Introducing Storage Buckets on the Hugging Face Hub

In-Depth Analysis of Hugging Face Hub Storage Buckets

Introducing Storage Buckets on the Hugging Face Hub

Recently, Hugging Face introduced storage buckets. Hugging Face Hub has become an essential platform for sharing models and datasets and collaborating. However, training deep learning models often generates a large number of intermediate files that require frequent changes and version management, such as checkpoints, optimizer states, and processed data fragments. These files are not well-suited for management using the existing Git-based storage methods. Recognizing this issue, Hugging Face has developed storage buckets to enhance productivity and support efficient data management.

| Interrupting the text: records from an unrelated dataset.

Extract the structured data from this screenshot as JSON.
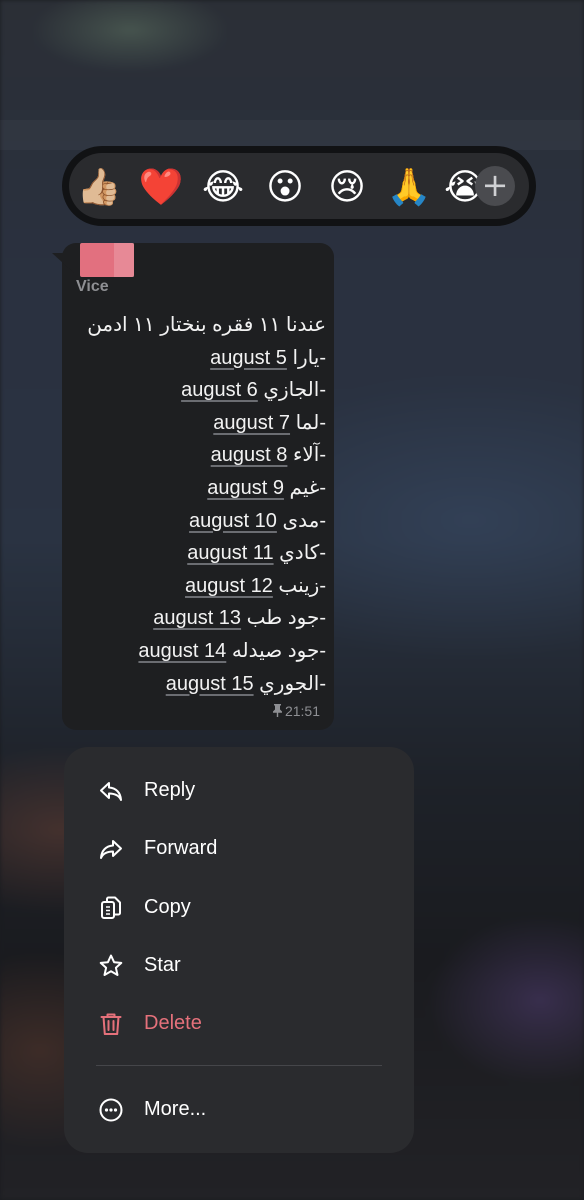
{
  "reactions": {
    "emojis": [
      "👍🏼",
      "❤️",
      "😂",
      "😮",
      "😢",
      "🙏",
      "😭"
    ],
    "add_label": "+"
  },
  "message": {
    "sender": "Vice",
    "lines": [
      {
        "text": "عندنا ١١ فقره بنختار ١١ ادمن",
        "date": ""
      },
      {
        "text": "-يارا ",
        "date": "august 5"
      },
      {
        "text": "-الجازي ",
        "date": "august 6"
      },
      {
        "text": "-لما ",
        "date": "august 7"
      },
      {
        "text": "-آلاء ",
        "date": "august 8"
      },
      {
        "text": "-غيم ",
        "date": "august 9"
      },
      {
        "text": "-مدى ",
        "date": "august 10"
      },
      {
        "text": "-كادي ",
        "date": "august 11"
      },
      {
        "text": "-زينب ",
        "date": "august 12"
      },
      {
        "text": "-جود طب ",
        "date": "august 13"
      },
      {
        "text": "-جود صيدله ",
        "date": "august 14"
      },
      {
        "text": "-الجوري ",
        "date": "august 15"
      }
    ],
    "time": "21:51",
    "pinned_icon": "pin-icon"
  },
  "menu": {
    "items": [
      {
        "label": "Reply",
        "icon": "reply-icon"
      },
      {
        "label": "Forward",
        "icon": "forward-icon"
      },
      {
        "label": "Copy",
        "icon": "copy-icon"
      },
      {
        "label": "Star",
        "icon": "star-icon"
      },
      {
        "label": "Delete",
        "icon": "trash-icon"
      },
      {
        "label": "More...",
        "icon": "more-icon"
      }
    ],
    "danger_color": "#e5717b"
  }
}
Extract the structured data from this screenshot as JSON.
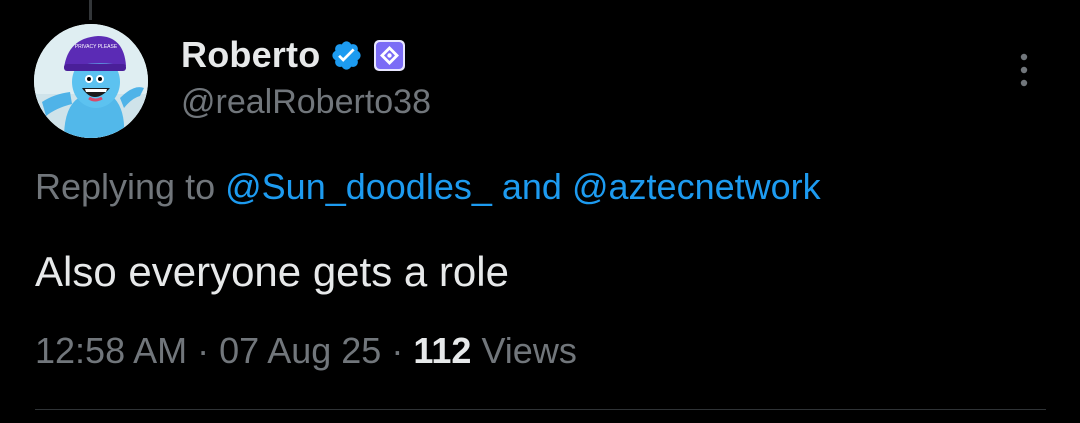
{
  "author": {
    "display_name": "Roberto",
    "handle": "@realRoberto38",
    "avatar_icon": "avatar-image"
  },
  "reply_context": {
    "prefix": "Replying to",
    "mention_1": "@Sun_doodles_",
    "connector": "and",
    "mention_2": "@aztecnetwork"
  },
  "tweet": {
    "text": "Also everyone gets a role"
  },
  "meta": {
    "time": "12:58 AM",
    "separator": "·",
    "date": "07 Aug 25",
    "views_count": "112",
    "views_label": "Views"
  },
  "colors": {
    "background": "#000000",
    "text_primary": "#e7e9ea",
    "text_secondary": "#71767b",
    "link": "#1d9bf0",
    "verified_badge": "#1d9bf0",
    "affiliate_badge": "#7b6cf6",
    "divider": "#2f3336"
  }
}
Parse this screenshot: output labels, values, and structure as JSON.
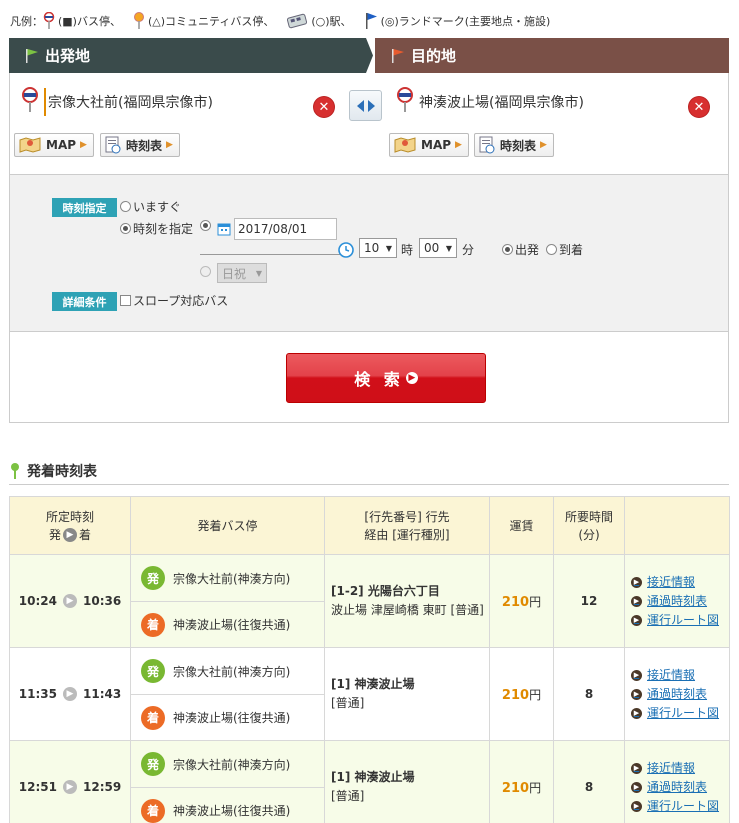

Storage buckets provide modifiable object storage similar to S3 and can be browsed on the hub and utilized through Python scripts. They leverage Xet technology, allowing for efficient management of ML artifacts with significant overlap between files, leading to reduced bandwidth, faster transfer speeds, and more efficient storage space utilization. For enterprise customers, this can reduce billing scales through deduplication.

Why Storage Buckets?

When training clusters persistently log checkpoints and optimizer states, data pipelines repeatedly process raw data, and agents store trace information, memories, and shared knowledge graphs, Git may not be the optimal abstraction. Storage buckets are designed to address these requirements. Buckets are versionless storage containers that exist within a user or organization namespace, follow standard Hugging Face permissions, can be configured as public or private, possess pages that can be viewed in a browser, and can be programmatically addressed using handles such as hf://buckets/username/my-training-bucket.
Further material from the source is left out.